Hollywood’s Missing Rom-Com: The Fashion Empire Led by a Black Woman

Picture this: a high-powered, effortlessly chic Black woman struts through the glass doors of a fashion empire, her heels clicking like a metronome of success. She’s the editor-in-chief, the visionary, the boss everyone both fears and reveres. Maybe she’s giving an intern a life-changing monologue about the difference between cerulean and cobalt, or maybe she’s flipping through a glossy mag plotting her next legendary cover shoot. The drama? Immaculate. The romance? A slow burn with a well-dressed love interest who gets her. The problem? Hollywood has still never made this movie.

And what makes the absence feel even louder now is that The Devil Wears Prada 2 has officially arrived, reflecting the current state of media with all the conversations around digital publishing, shrinking mastheads, luxury fashion, influence and the fight to keep magazines culturally relevant. Yet somehow, in a sequel arriving nearly two decades later, we still only saw one Black woman in the core fashion world and she remained in a supporting role. In 2026, that gap feels less like an oversight and more like a refusal to imagine Black women at the center of aspirational fashion storytelling.

We’ve seen the blueprint. The Devil Wears Prada cemented Miranda Priestly as the cold, commanding queen of fashion media. 13 Going on 30 gave us Jenna Rink, a bubbly, big-dreaming editor with a flair for storytelling and a killer wardrobe. How to Lose a Guy in 10 Days made Andie Anderson the rare fashion magazine writer with a press pass into both investigative journalism and the rom-com hall of fame. But where’s the film where a Black woman is at the helm of a major fashion publication, balancing power, love and a wardrobe that could stop traffic?

And before you bring up Janet Jackson in For Colored Girls, nobody is ignoring that. Her character, Jo, was a high-powered, Chanel-clad magazine executive, sure. But was that movie a rom-com? Absolutely not. It was pain, trauma, and emotional wreckage wrapped in luxury separates. For Colored Girls is an important film, but it’s also not one you casually throw on for a cozy night in or recommend during brunch without a serious emotional disclaimer attached.

What makes this Hollywood oversight even stranger is that the script has already written itself. Black women have been running major fashion and lifestyle magazines for decades. Susan L. Taylor shaped culture during her legendary tenure at ESSENCE. Amy DuBois Barnett modernized EBONY while protecting its legacy. Lindsay Peoples transformed Teen Vogue before taking over The Cut and reshaping conversations around fashion and power for a new generation. Kenya Hunt currently leads ELLE UK while bringing a global perspective to luxury fashion media and Nikki Ogunnaike continues redefining modern women’s media at Marie Claire with a voice that feels sharp, stylish, and culturally aware. The real-life Mirandas have existed. Hollywood just refuses to build the cinematic universe around them.
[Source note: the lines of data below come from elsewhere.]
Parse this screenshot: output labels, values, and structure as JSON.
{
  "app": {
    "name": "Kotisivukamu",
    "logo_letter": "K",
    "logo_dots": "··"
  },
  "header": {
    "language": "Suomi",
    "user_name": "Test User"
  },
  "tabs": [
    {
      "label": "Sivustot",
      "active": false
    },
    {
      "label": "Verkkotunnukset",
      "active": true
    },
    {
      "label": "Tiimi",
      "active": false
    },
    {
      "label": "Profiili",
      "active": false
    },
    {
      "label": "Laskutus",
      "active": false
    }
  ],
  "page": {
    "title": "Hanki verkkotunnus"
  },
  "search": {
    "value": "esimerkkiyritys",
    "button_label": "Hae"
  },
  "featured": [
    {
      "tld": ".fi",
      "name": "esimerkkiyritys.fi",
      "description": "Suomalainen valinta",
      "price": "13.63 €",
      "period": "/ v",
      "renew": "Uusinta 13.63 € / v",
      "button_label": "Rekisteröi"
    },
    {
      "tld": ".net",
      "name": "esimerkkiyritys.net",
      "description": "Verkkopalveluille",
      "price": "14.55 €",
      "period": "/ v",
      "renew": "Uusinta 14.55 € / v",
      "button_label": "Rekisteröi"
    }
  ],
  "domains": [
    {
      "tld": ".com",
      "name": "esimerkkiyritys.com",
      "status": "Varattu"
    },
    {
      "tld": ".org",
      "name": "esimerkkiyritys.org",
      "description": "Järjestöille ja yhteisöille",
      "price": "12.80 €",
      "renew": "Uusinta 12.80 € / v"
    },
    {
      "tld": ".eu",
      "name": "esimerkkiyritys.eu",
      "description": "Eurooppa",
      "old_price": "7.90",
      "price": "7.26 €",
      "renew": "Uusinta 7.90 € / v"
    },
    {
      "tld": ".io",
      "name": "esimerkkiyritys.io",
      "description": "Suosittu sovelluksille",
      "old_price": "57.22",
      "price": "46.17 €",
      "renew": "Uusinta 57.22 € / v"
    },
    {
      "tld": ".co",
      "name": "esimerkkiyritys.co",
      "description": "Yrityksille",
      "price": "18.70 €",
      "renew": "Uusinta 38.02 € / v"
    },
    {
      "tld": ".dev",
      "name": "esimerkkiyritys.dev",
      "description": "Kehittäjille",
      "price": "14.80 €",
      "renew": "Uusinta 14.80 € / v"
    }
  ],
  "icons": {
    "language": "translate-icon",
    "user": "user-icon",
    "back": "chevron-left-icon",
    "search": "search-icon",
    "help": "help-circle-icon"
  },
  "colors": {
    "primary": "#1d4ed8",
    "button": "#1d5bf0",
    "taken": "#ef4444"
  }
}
Ironically, one of the closest things we ever got to this fantasy came from television. At the end of Ugly Betty, Vanessa Williams’ Wilhelmina Slater finally became editor-in-chief after years of clawing, scheming and surviving within the fashion media machine. For many Black viewers, that moment felt oddly satisfying because it acknowledged something television and film rarely allow Black women to fully embody: unchecked ambition within luxury fashion spaces. Even then, the role was framed through rivalry and comedy rather than romance, softness, or aspirational fantasy.

Hollywood loves a formula, and we’ve let them recycle the same one for too long. It’s always the quirky white woman who lands the dream job, the dream wardrobe, and the dreamy love interest while racing to save a magazine issue or prove herself to a skeptical boss. Meanwhile, Black women in media-centric stories are often positioned as the best friend, the rival, or the intimidating authority figure who somehow exists outside the possibility of romance. Even when Black women lead fashion-adjacent films like Boomerang or B.A.P.S., the upper echelon of luxury publishing rarely becomes their playground.

That’s what makes this absence bigger than representation. Rom-coms are fantasy vehicles. They let audiences imagine themselves in glamorous offices, beautiful clothes, impossible apartments, and emotionally chaotic love stories. Black women deserve access to that fantasy too. We deserve to see a Black editor-in-chief running her version of Runway Magazine while balancing impossible cover shoots, office politics, front-row Fashion Week drama and a romance unfolding between deadlines and couture fittings.

The time is overdue. Give us our 13 Going on 30. Give us our Devil Wears Prada. Give us the rom-com where a Black woman commands the industry with style, power, softness, ambition and a killer walk-in closet. Hollywood has the references. Now it just needs the imagination.